La question persistait. Pouvons-nous échanger ce pétrole contre des déchets plastiques ?

Le ministère des Transports d’Hawaï avait besoin de réponses. Est-ce que ça tiendrait le coup ? Est-ce qu’il y aurait une fuite de produits chimiques ? Ils ont appelé Jennifer Lynch. Elle dirige les recherches. Elle s’occupe quotidiennement de la chimie et des dégâts océaniques.

Filets en mélanges

Le DOT a demandé deux choses. D’abord, apporte-moi les filets. Des engins abandonnés inondent les eaux d’Hawaï.

« Les filets étrangers sont les plus grands contrevenants. »

Lynch dirige le projet Bounty. Ils paient les pêcheurs pour qu’ils ramènent du matériel fantôme. Jusqu’à présent, ils ont retiré 84 tonnes du Pacifique. Deuxièmement, vérifiez la présence de microplastiques. La route en plastique perd-elle plus que la route normale ?

CMDR a les outils. Ils peuvent trouver un seul microplastique dans une tonne de saleté. Lynch pense que c’est rare. Elle qualifie leur configuration d’impactante. Peut-être même unique.
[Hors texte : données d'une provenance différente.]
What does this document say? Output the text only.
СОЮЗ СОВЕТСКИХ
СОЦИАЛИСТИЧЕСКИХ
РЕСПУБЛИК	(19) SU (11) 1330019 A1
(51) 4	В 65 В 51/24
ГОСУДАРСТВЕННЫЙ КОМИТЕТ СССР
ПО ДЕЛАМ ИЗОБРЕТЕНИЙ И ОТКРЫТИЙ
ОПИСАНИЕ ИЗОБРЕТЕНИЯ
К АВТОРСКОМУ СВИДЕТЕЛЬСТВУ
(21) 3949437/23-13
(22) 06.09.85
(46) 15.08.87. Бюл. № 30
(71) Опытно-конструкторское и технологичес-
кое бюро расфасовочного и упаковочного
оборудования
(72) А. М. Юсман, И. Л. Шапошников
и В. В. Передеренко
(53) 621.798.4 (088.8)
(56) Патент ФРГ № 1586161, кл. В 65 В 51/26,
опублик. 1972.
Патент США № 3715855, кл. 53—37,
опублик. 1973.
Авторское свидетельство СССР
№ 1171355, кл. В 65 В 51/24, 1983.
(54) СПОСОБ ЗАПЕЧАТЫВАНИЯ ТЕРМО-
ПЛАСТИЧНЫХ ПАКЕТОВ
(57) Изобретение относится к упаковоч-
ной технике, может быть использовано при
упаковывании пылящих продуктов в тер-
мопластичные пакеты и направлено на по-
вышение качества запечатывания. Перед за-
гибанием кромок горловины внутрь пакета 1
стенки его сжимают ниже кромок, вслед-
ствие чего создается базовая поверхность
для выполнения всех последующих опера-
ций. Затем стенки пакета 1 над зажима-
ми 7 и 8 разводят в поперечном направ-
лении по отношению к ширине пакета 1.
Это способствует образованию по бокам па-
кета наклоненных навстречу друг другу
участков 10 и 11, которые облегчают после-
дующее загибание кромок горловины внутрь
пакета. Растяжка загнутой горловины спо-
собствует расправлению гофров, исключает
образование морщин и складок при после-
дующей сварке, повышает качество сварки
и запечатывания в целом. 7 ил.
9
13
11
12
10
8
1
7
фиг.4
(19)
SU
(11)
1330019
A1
La poussière raconte l’histoire

Une entreprise américaine a traité les déchets. Ils l’ont préparé pour l’asphalte. Des pavés ont installé des bandes dans une rue d’Oahu. Une bande avait un SBS standard. Un bac en plastique usagé. L’un d’eux a utilisé du plastique net.

Puis vint le jeu de l’attente.

Onze mois de voitures. Pluie. Soleil. Usure normale.

L’équipe a balayé la poussière. Ils avaient besoin de savoir ce qui sortait de ces surfaces. Ils ont utilisé la spécification de masse du chromat en phase gazeuse de pyrolyse (Py-GC-MS en abrégé). De la science lourde pour une question simple : qu’y a-t-il dans la poussière ?

Les résultats étaient propres. C’est presque surprenant.

Les routes faites de plastique recyclé n’ont pas rejeté davantage de polymères. Pas plus que le contrôle. Des tests mécaniques l’ont confirmé. Les eaux pluviales étaient également propres.

Ont-ils trouvé des microplastiques ? Oui. Quelques. Mais ils étaient à peine en polyéthylène. Pourquoi? Le plastique fond. Il fait partie du classeur. Lorsque des morceaux se détachent, ce sont des roches mélangées à des chaînes de polymère. Pas de purs éclats de plastique.

Les pneus étouffent le signal de toute façon. Lynch admet que les données montrent des pics d’usure des pneus dépassant le signal plastique. Des pointes gigantesques. Elle a dû fouiller dans les données juste pour voir le polyéthylène.

Questions ouvertes

La durabilité reste un casse-tête. Est-ce que ça va craquer dans cinq ans ? Dix? Personne ne le sait encore. Mais le potentiel est clair. Moins de pression sur les décharges. Moins de filets dans la mer.

« Certains qualifient le recyclage de canular. »

Lynch n’est pas d’accord. Elle dit que la société doit vouloir la durabilité pour que cela fonctionne. Ce projet montre que c’est possible. À peine. Pour l’instant.

Financé par le DOT. Présenté en 2026. La route continue.